During the E3 conference this summer, we talked extensively about the increasingly social elements of Microsoft’s Xbox Live and its transformation into a budding social space reminiscent of a PC networks. Back then there was the mention of freemium games on Xbox Live with a game called Joy Ride. Well, it looks like things are becoming official for Joy Ride as Microsoft recently announced the coming launch of the freemium title, slated to appear during the 2009 holiday season.
In interviews with Gamasutra, Shane Kim, Microsoft’s Corporate VP of Strategy and Business Development talked about the possibility of PC-oriented companies developing a freemium market for Xbox Live. However, since the platform is not a completely open-system, like the PC, developers would have to determine if producing games for Live would be “worth the economic trade-off.” Joy Ride developer, Big Park, will be the first to try to test those waters.
In a nutshell, Joy Ride is a fairly simple racing game where up to eight players will be able to participate in stunt races using their Xbox Live avatars as drivers. Also, since the game is classified as “freemium,” it is, of course, free to play, but will be monetized through the selling of virtual goods, such as cars, custom parts, avatar clothing, and more game content.

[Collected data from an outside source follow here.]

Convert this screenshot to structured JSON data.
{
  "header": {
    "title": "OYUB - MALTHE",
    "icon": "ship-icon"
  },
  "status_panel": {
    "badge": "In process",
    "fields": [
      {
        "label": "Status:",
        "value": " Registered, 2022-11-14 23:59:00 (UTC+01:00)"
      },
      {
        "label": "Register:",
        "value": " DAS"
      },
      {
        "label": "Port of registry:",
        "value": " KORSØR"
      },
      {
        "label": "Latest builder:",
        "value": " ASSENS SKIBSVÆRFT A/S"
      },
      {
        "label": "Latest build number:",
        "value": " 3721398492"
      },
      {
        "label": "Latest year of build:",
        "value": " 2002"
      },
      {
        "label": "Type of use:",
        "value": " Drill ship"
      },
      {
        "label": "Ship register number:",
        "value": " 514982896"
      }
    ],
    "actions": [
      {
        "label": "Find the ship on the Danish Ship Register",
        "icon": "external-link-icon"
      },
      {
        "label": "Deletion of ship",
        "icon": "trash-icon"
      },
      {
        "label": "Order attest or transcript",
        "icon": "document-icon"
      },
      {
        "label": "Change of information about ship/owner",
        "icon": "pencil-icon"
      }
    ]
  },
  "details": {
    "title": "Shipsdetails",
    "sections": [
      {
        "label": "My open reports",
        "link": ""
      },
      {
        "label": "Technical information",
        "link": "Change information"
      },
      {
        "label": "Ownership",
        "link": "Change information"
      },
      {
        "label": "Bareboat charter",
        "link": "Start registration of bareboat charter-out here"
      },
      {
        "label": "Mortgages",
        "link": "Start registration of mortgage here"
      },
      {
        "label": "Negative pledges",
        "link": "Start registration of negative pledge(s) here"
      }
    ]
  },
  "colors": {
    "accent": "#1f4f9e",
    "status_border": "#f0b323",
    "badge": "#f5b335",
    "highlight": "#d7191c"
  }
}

As far as social mechanics goes, Big Park has also said that the game will incorporate your standard leaderboard systems as well as the voice chat that Xbox Live utilizes for most of its existing games. Furthermore, they have stated that they will continue to add new content over time such as new game modes, new race tracks and something dubbed “huge community tasks.”
Though all of this is indeed interesting, the biggest point to take home is that this is a test for both Big Park and Microsoft. Of course, it isn’t the first “test” that we have seen involving the marriage of mainstream and social concepts. The most prominent one that comes to mind is The Sims 3 on iPhone. That, too, was considered a “test” by Electronic Arts, and was intended to see if highly polished iPhone games would be worthwhile. Also, let’s not forget other mainstream developers, such as Ubisoft, delving into similar spaces and the handful of others currently dabbling in virtual goods. Nevertheless, and unlike said examples, this “Joy Ride test” is the first one to apply to a traditional, home video game console — a type of platform that has almost always been mainstream and focused around hardcore gamers.